A possible refinement is to improve the string side of the alternation to allow the quoted strings to include escaped quotes.

一个可能的改进是改进交替的字符串侧，以允许引用的字符串包含转义的引号。

Building upon @zx81'sanswer, cause matching idea is really nice, I've added Java 9 resultscall, which returns a Stream. Since OP wanted to use split, I've collected to String[], as splitdoes.

基于@zx81 的回答，原因匹配的想法非常好，我添加了 Java 9results调用，它返回一个Stream. 由于 OP 想要使用split，我已经收集到String[]，就像split那样。

Caution if you have spaces after your comma-separators (a, b, "c,d"). Then you need to change the pattern.

如果逗号分隔符 ( a, b, "c,d")后有空格，请注意。然后你需要改变模式。

Jshell demo

Jshell 演示

$ jshell
-> String so = "123,test,444,\"don't split, this\",more test,1";
|  Added variable so of type String with initial value "123,test,444,"don't split, this",more test,1"

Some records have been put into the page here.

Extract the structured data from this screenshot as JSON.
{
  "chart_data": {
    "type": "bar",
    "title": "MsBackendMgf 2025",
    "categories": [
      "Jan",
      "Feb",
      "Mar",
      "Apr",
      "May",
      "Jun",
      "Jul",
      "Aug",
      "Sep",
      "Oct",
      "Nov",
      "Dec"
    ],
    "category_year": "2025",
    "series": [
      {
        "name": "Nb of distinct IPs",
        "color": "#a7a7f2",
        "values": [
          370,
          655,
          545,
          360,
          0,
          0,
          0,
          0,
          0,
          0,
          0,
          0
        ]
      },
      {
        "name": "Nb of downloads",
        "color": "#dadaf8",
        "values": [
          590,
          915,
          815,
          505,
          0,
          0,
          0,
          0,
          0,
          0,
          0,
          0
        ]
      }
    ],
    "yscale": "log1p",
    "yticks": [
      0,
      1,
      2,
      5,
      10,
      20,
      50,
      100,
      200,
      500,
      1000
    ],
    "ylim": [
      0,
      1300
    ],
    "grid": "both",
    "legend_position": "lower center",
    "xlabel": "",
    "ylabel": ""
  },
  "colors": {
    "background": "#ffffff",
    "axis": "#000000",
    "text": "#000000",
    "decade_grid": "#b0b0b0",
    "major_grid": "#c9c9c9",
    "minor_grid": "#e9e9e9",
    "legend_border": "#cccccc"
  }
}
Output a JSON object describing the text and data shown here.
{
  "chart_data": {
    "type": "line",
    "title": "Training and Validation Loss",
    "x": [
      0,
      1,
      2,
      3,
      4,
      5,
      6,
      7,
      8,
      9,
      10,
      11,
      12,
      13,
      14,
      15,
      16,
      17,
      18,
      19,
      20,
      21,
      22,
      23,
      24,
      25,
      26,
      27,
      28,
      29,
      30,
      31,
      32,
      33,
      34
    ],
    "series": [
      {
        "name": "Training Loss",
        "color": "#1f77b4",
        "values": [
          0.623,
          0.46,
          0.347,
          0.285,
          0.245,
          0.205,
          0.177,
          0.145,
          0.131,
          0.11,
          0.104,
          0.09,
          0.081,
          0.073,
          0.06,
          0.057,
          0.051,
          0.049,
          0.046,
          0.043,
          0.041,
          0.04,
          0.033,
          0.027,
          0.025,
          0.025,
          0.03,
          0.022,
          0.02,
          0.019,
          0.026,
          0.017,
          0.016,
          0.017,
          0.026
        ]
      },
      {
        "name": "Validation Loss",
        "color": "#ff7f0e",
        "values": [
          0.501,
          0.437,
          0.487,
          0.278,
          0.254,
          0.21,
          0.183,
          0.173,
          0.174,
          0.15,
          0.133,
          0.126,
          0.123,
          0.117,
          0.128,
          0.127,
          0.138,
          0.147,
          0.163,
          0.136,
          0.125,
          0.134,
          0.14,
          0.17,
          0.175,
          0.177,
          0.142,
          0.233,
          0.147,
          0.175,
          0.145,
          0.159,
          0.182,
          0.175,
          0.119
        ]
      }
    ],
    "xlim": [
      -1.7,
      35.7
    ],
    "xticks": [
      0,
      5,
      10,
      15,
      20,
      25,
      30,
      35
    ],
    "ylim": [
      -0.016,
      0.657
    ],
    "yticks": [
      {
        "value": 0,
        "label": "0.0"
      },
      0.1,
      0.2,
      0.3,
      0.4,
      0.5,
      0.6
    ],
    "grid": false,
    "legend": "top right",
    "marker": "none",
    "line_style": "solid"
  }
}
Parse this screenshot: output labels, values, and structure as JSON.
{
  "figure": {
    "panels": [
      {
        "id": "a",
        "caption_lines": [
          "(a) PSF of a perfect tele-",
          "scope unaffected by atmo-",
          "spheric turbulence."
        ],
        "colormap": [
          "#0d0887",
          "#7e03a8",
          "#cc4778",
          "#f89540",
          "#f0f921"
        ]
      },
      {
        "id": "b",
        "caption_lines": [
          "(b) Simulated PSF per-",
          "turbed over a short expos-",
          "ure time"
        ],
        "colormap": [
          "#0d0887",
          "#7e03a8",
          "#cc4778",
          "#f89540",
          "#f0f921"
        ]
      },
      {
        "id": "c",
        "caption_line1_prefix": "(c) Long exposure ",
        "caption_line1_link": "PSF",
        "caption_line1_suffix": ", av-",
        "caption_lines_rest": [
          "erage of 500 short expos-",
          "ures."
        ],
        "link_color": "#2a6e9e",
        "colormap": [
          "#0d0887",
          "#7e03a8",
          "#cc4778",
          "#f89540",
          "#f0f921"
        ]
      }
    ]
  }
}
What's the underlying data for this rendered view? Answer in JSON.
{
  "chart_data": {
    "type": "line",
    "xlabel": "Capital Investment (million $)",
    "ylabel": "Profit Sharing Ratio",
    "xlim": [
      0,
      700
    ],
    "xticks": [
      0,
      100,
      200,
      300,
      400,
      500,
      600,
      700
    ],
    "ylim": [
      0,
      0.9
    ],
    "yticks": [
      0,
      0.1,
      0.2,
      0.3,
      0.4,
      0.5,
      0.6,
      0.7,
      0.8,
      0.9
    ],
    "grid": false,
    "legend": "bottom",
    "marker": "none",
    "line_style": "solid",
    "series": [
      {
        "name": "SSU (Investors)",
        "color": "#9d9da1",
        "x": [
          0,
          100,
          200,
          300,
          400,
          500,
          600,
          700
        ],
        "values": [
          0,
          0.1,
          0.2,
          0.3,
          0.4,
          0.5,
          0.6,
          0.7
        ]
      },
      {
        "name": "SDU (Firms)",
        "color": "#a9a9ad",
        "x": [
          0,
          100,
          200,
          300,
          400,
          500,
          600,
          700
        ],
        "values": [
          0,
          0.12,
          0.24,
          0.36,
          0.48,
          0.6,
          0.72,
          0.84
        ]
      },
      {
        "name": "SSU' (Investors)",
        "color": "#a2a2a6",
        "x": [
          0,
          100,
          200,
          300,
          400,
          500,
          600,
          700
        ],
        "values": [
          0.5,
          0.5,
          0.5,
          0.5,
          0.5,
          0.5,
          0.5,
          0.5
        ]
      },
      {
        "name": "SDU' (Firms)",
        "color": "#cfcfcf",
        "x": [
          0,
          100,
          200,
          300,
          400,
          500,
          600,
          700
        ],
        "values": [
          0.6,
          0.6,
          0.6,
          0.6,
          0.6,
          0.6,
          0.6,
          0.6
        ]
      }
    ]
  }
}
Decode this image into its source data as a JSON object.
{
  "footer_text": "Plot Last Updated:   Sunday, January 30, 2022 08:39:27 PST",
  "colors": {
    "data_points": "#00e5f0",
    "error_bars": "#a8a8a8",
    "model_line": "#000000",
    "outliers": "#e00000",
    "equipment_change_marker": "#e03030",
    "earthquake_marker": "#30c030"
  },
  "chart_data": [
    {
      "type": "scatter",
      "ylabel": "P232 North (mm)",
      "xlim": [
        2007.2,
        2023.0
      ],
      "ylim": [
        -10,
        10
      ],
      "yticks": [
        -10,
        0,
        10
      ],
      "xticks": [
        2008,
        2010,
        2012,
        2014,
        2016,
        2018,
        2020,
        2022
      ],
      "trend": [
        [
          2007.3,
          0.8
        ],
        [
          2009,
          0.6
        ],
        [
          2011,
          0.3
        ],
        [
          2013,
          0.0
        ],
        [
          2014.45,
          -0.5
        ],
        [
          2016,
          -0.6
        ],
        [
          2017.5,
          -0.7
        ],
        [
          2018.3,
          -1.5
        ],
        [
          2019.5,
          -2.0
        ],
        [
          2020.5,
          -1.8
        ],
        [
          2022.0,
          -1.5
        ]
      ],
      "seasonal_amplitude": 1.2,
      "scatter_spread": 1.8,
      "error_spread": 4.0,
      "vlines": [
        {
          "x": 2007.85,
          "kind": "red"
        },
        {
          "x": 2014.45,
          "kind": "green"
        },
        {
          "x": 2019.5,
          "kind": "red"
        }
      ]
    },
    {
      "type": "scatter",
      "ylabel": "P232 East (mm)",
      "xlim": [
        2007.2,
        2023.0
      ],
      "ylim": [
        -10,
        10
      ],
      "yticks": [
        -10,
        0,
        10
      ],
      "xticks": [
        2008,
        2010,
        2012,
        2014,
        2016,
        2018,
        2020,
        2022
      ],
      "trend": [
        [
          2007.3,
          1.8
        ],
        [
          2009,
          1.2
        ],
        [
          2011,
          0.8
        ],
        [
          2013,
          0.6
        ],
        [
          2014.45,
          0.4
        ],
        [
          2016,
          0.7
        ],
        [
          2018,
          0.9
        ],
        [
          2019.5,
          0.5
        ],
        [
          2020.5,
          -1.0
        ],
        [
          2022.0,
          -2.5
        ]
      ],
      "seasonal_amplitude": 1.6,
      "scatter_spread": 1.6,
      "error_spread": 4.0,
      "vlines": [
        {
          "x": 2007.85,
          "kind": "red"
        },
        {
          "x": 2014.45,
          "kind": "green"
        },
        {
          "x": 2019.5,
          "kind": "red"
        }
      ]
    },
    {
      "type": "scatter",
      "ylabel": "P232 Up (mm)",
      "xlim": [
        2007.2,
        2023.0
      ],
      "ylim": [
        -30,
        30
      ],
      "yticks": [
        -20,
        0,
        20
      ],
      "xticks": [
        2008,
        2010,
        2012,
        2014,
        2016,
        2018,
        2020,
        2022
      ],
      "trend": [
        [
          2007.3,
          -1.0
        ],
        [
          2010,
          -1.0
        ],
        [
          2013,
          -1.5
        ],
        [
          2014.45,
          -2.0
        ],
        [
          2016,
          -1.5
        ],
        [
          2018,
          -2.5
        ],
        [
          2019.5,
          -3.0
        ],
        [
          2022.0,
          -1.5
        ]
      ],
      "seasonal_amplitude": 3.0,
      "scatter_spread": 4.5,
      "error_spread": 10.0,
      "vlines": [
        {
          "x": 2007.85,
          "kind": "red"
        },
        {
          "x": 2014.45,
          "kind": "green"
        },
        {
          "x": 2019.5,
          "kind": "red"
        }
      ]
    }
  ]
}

-> Pattern.compile("\"[^\"]*\"|[^,]+").matcher(so).results();
|  Expression value is: java.util.stream.ReferencePipeline$Head@2038ae61
|    assigned to temporary variable  of type java.util.stream.Stream<MatchResult>

-> .map(MatchResult::group).toArray(String[]::new);
|  Expression value is: [Ljava.lang.String;@6b09bb57
|    assigned to temporary variable  of type String[]

-> Arrays.stream().forEach(System.out::println);
123
test
444
"don't split, this"
more test
1

Code

代码

String so = "123,test,444,\"don't split, this\",more test,1";
Pattern.compile("\"[^\"]*\"|[^,]+")
    .matcher(so)
    .results()
    .map(MatchResult::group)
    .toArray(String[]::new);

Explanation

解释

1. Regex [^"]matches: a quote, anything but a quote, a quote.
2. Regex [^"]*matches: a quote, anything but a quote 0 (or more) times , a quote.
3. That regex needs to go first to "win", otherwise matching anything but a comma 1 or more times- that is: [^,]+- would "win".
4. results()requires Java 9 or higher.
5. It returns Stream<MatchResult>, which I map using group()call and collect to array of Strings. Parameterless toArray()call would return Object[].

1. 正则表达式[^"]匹配：报价，除报价外的任何内容，报价。
2. 正则表达式[^"]*匹配：一个引用，除了引用 0 次（或更多）次之外的任何东西，一个引用。
3. 该正则表达式需要首先“赢”，否则匹配除逗号以外的任何内容 1 次或多次- 即：[^,]+- 会“赢”。
4. results()需要 Java 9 或更高版本。
5. 它返回Stream<MatchResult>，我使用group()call 和 collect 将其映射到字符串数组。无参数toArray()调用将返回Object[].